Directed By: Daniel Lee

Starring: Jet Li, Ching Wan Lau, Karen Mok



Line from this film: "Nobody ever bothers a librarian"

Trivia: In homage to The Green Hornet, Black Mask wears a domino mask and chauffeur's cap in the same style as Kato from the series







Yuen Wo Ping, the legendary martial arts choreographer who helped design the fight sequences for The Matrix and Tarantino’s Kill Bill Vol. 1 and Vol. 2, brought his unique talents to the 1996 Hong-Kong crime / action film Black Mask, a movie about a secret government project that transformed normal men and women into superhuman soldiers.

Michael (Jet Li) was one of the test subjects of said project, which was designated “701” by the government organization that developed it. After receiving a round of injections (administered directly into his brain), Michael and a group of others became the perfect fighting machines, with lightning-fast reflexes and a high threshold for pain. Over time, Project 701 proved too dangerous to maintain, and as a result, an order was issued that all traces of it, including its test subjects, be destroyed. Following an intense battle (during which he takes out dozens of military troops), Michael escapes, and immediately goes into hiding.

One year later, Michael, using the assumed name Simon, is working as a mild-mannered Honk Kong librarian, spending his days reading books and playing chess with his uptight best friend, Rock (Ching Wan Lau), a police detective.

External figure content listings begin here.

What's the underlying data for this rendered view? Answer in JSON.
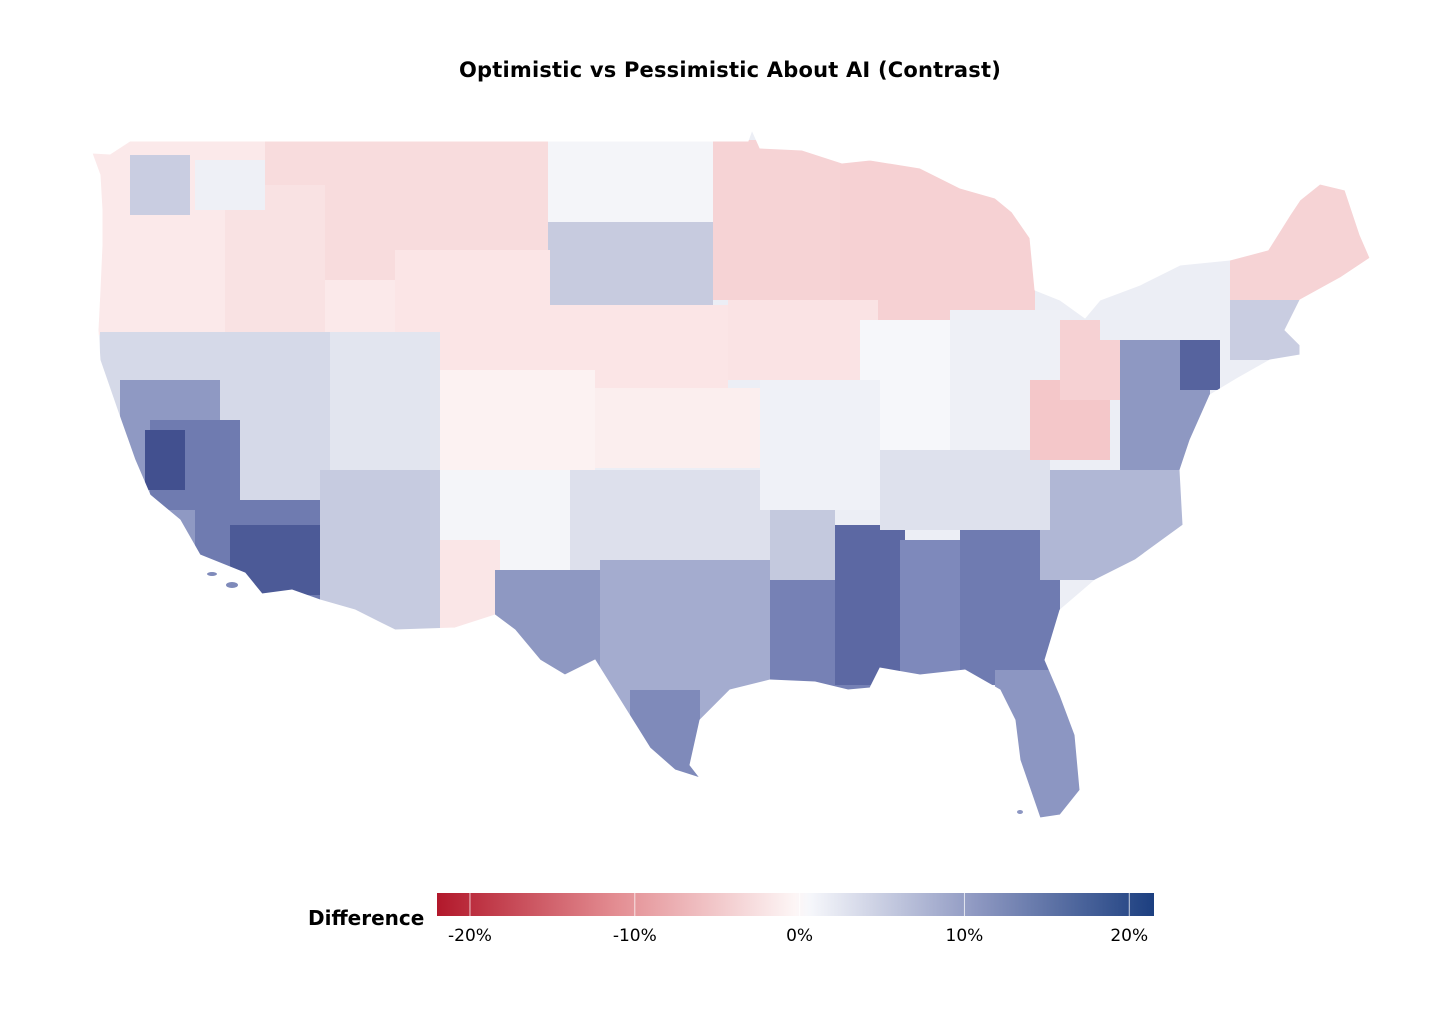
{
  "title": "Optimistic vs Pessimistic About AI (Contrast)",
  "legend": {
    "title": "Difference",
    "min": -22,
    "max": 21.5,
    "ticks": [
      {
        "value": -20,
        "label": "-20%"
      },
      {
        "value": -10,
        "label": "-10%"
      },
      {
        "value": 0,
        "label": "0%"
      },
      {
        "value": 10,
        "label": "10%"
      },
      {
        "value": 20,
        "label": "20%"
      }
    ],
    "colors": {
      "negative": "#b2182b",
      "neutral": "#ffffff",
      "positive": "#1c3f80"
    }
  },
  "chart_data": {
    "type": "heatmap",
    "map": "contiguous United States, sub-state regions",
    "variable": "Difference",
    "units": "%",
    "value_range": [
      -22,
      21.5
    ],
    "regional_pattern": [
      {
        "region": "Washington / Oregon / Idaho / Montana",
        "value": -3
      },
      {
        "region": "Northern Plains (ND, SD west)",
        "value": -2
      },
      {
        "region": "Minnesota / Wisconsin / Michigan UP",
        "value": -5
      },
      {
        "region": "Maine / Northern New England",
        "value": -6
      },
      {
        "region": "Western PA / West Virginia / Ohio Valley",
        "value": -7
      },
      {
        "region": "California Coast / Bay Area",
        "value": 14
      },
      {
        "region": "Southern California / Los Angeles",
        "value": 17
      },
      {
        "region": "Nevada / Utah / Arizona",
        "value": 5
      },
      {
        "region": "Texas",
        "value": 9
      },
      {
        "region": "Louisiana / Mississippi / Alabama",
        "value": 12
      },
      {
        "region": "Georgia / Carolinas",
        "value": 10
      },
      {
        "region": "Florida",
        "value": 9
      },
      {
        "region": "Mid-Atlantic corridor (DC–NYC)",
        "value": 10
      }
    ]
  }
}
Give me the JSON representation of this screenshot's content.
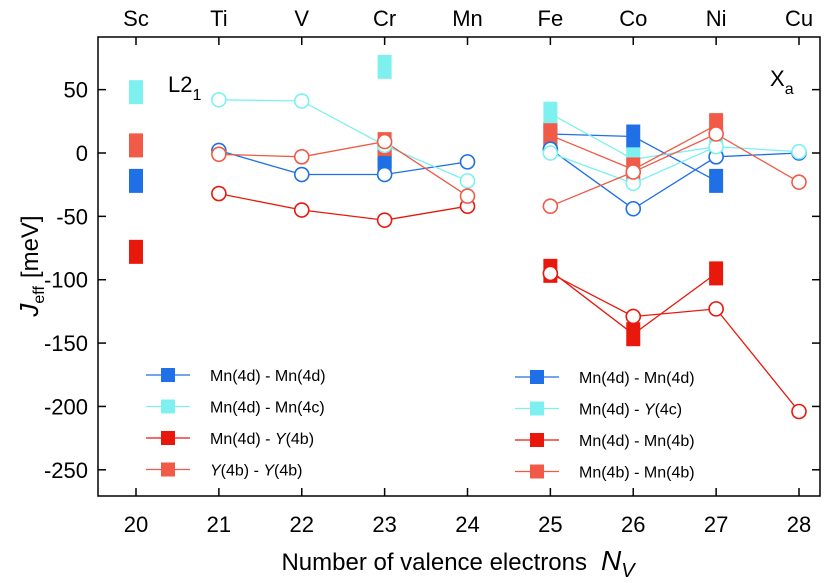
{
  "chart_data": {
    "type": "scatter",
    "xlabel": "Number of valence electrons",
    "xlabel_symbol": "N",
    "xlabel_sub": "V",
    "ylabel_symbol": "J",
    "ylabel_sub": "eff",
    "ylabel_unit": "[meV]",
    "xlim": [
      20,
      28
    ],
    "ylim": [
      -270,
      80
    ],
    "xticks": [
      20,
      21,
      22,
      23,
      24,
      25,
      26,
      27,
      28
    ],
    "yticks": [
      50,
      0,
      -50,
      -100,
      -150,
      -200,
      -250
    ],
    "ytick_labels": [
      "50",
      "0",
      "-50",
      "-100",
      "-150",
      "-200",
      "-250"
    ],
    "elements": [
      {
        "x": 20,
        "label": "Sc"
      },
      {
        "x": 21,
        "label": "Ti"
      },
      {
        "x": 22,
        "label": "V"
      },
      {
        "x": 23,
        "label": "Cr"
      },
      {
        "x": 24,
        "label": "Mn"
      },
      {
        "x": 25,
        "label": "Fe"
      },
      {
        "x": 26,
        "label": "Co"
      },
      {
        "x": 27,
        "label": "Ni"
      },
      {
        "x": 28,
        "label": "Cu"
      }
    ],
    "panel_left": {
      "text": "L2",
      "sub": "1"
    },
    "panel_right": {
      "text": "X",
      "sub": "a"
    },
    "series": [
      {
        "name": "L21 Mn(4d)-Mn(4d)",
        "color": "#1f6fe6",
        "marker": "square-filled",
        "connected": false,
        "points": [
          [
            20,
            -22
          ],
          [
            23,
            -2
          ],
          [
            23,
            -10
          ]
        ]
      },
      {
        "name": "L21 Mn(4d)-Mn(4c)",
        "color": "#7ff0f0",
        "marker": "square-filled",
        "connected": false,
        "points": [
          [
            20,
            48
          ],
          [
            23,
            68
          ]
        ]
      },
      {
        "name": "L21 Mn(4d)-Y(4b)",
        "color": "#e8180c",
        "marker": "square-filled",
        "connected": false,
        "points": [
          [
            20,
            -78
          ]
        ]
      },
      {
        "name": "L21 Y(4b)-Y(4b)",
        "color": "#f05a46",
        "marker": "square-filled",
        "connected": false,
        "points": [
          [
            20,
            6
          ],
          [
            23,
            7
          ]
        ]
      },
      {
        "name": "L21 open Mn(4d)-Mn(4d)",
        "color": "#1f6fe6",
        "marker": "circle-open",
        "connected": true,
        "points": [
          [
            21,
            2
          ],
          [
            22,
            -17
          ],
          [
            23,
            -17
          ],
          [
            24,
            -7
          ]
        ]
      },
      {
        "name": "L21 open Mn(4d)-Mn(4c)",
        "color": "#7ff0f0",
        "marker": "circle-open",
        "connected": true,
        "points": [
          [
            21,
            42
          ],
          [
            22,
            41
          ],
          [
            23,
            6
          ],
          [
            24,
            -22
          ]
        ]
      },
      {
        "name": "L21 open Mn(4d)-Y(4b)",
        "color": "#e8180c",
        "marker": "circle-open",
        "connected": true,
        "points": [
          [
            21,
            -32
          ],
          [
            22,
            -45
          ],
          [
            23,
            -53
          ],
          [
            24,
            -42
          ]
        ]
      },
      {
        "name": "L21 open Y(4b)-Y(4b)",
        "color": "#f05a46",
        "marker": "circle-open",
        "connected": true,
        "points": [
          [
            21,
            -1
          ],
          [
            22,
            -3
          ],
          [
            23,
            9
          ],
          [
            24,
            -34
          ]
        ]
      },
      {
        "name": "Xa Mn(4d)-Mn(4d)",
        "color": "#1f6fe6",
        "marker": "square-filled",
        "connected": true,
        "points": [
          [
            25,
            15
          ],
          [
            26,
            13
          ],
          [
            27,
            -22
          ]
        ]
      },
      {
        "name": "Xa Mn(4d)-Y(4c)",
        "color": "#7ff0f0",
        "marker": "square-filled",
        "connected": true,
        "points": [
          [
            25,
            31
          ],
          [
            26,
            -5
          ],
          [
            27,
            5
          ]
        ]
      },
      {
        "name": "Xa Mn(4d)-Mn(4b)",
        "color": "#e8180c",
        "marker": "square-filled",
        "connected": true,
        "points": [
          [
            25,
            -93
          ],
          [
            26,
            -143
          ],
          [
            27,
            -95
          ]
        ]
      },
      {
        "name": "Xa Mn(4b)-Mn(4b)",
        "color": "#f05a46",
        "marker": "square-filled",
        "connected": true,
        "points": [
          [
            25,
            14
          ],
          [
            26,
            -13
          ],
          [
            27,
            22
          ]
        ]
      },
      {
        "name": "Xa open Mn(4d)-Mn(4d)",
        "color": "#1f6fe6",
        "marker": "circle-open",
        "connected": true,
        "points": [
          [
            25,
            3
          ],
          [
            26,
            -44
          ],
          [
            27,
            -3
          ],
          [
            28,
            0
          ]
        ]
      },
      {
        "name": "Xa open Mn(4d)-Y(4c)",
        "color": "#7ff0f0",
        "marker": "circle-open",
        "connected": true,
        "points": [
          [
            25,
            0
          ],
          [
            26,
            -24
          ],
          [
            27,
            5
          ],
          [
            28,
            1
          ]
        ]
      },
      {
        "name": "Xa open Mn(4d)-Mn(4b)",
        "color": "#e8180c",
        "marker": "circle-open",
        "connected": true,
        "points": [
          [
            25,
            -95
          ],
          [
            26,
            -129
          ],
          [
            27,
            -123
          ],
          [
            28,
            -204
          ]
        ]
      },
      {
        "name": "Xa open Mn(4b)-Mn(4b)",
        "color": "#f05a46",
        "marker": "circle-open",
        "connected": true,
        "points": [
          [
            25,
            -42
          ],
          [
            26,
            -15
          ],
          [
            27,
            15
          ],
          [
            28,
            -23
          ]
        ]
      }
    ],
    "legend_left": [
      {
        "parts": [
          [
            "Mn(4d) - Mn(4d)",
            false
          ]
        ],
        "color": "#1f6fe6"
      },
      {
        "parts": [
          [
            "Mn(4d) - Mn(4c)",
            false
          ]
        ],
        "color": "#7ff0f0"
      },
      {
        "parts": [
          [
            "Mn(4d) - ",
            false
          ],
          [
            "Y",
            true
          ],
          [
            "(4b)",
            false
          ]
        ],
        "color": "#e8180c"
      },
      {
        "parts": [
          [
            "Y",
            true
          ],
          [
            "(4b) - ",
            false
          ],
          [
            "Y",
            true
          ],
          [
            "(4b)",
            false
          ]
        ],
        "color": "#f05a46"
      }
    ],
    "legend_right": [
      {
        "parts": [
          [
            "Mn(4d) - Mn(4d)",
            false
          ]
        ],
        "color": "#1f6fe6"
      },
      {
        "parts": [
          [
            "Mn(4d) - ",
            false
          ],
          [
            "Y",
            true
          ],
          [
            "(4c)",
            false
          ]
        ],
        "color": "#7ff0f0"
      },
      {
        "parts": [
          [
            "Mn(4d) - Mn(4b)",
            false
          ]
        ],
        "color": "#e8180c"
      },
      {
        "parts": [
          [
            "Mn(4b) - Mn(4b)",
            false
          ]
        ],
        "color": "#f05a46"
      }
    ]
  }
}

Through Rock, Michael learns of a vigilante group that’s knocking off key members of the city’s drug cartels, and based on the methods they’re using, he determines it’s the work of his fellow 701 survivors. Realizing he’s the only one capable of stopping them, Michael dons a mask and tries to end their reign of terror, putting both himself and those closest to him, including Det. Rock and his pretty co-worker Tracy (Karen Mok), in harm’s way.

The combination of Yuen Wo Ping and Jet Li (who also collaborated on such films as Unleashed and Fearless) is a winning one, and together the two bring a raw energy to the movie’s various action sequences. Along with its over-the-top opening battle, in which Michael takes on an entire army by himself, Black Mask treats us to several well-staged martial arts fights, highlighted by Michael’s attempts to stop his former colleagues (who he faces off against on a number of occasions, culminating in a wildly entertaining final showdown). Also holding his own in the action department is co-star Ching Wan Lau, who dukes it out with some of 701’s super soldiers while in a hospital guarding a prisoner (a fight scene that ranks as one of the film’s most energetic).

At times both a comedy (Karen Mok’s Tracy, a hyper young woman who gets herself into all sorts of trouble, serves as the movie’s comic relief) and a superhero flick (When Michael puts on the mask, he looks exactly like Kato from The Green Hornet), Black Mask is, first and foremost, an action film, and, thanks to the fine work of its entire cast and crew, it’s an entertaining one to boot.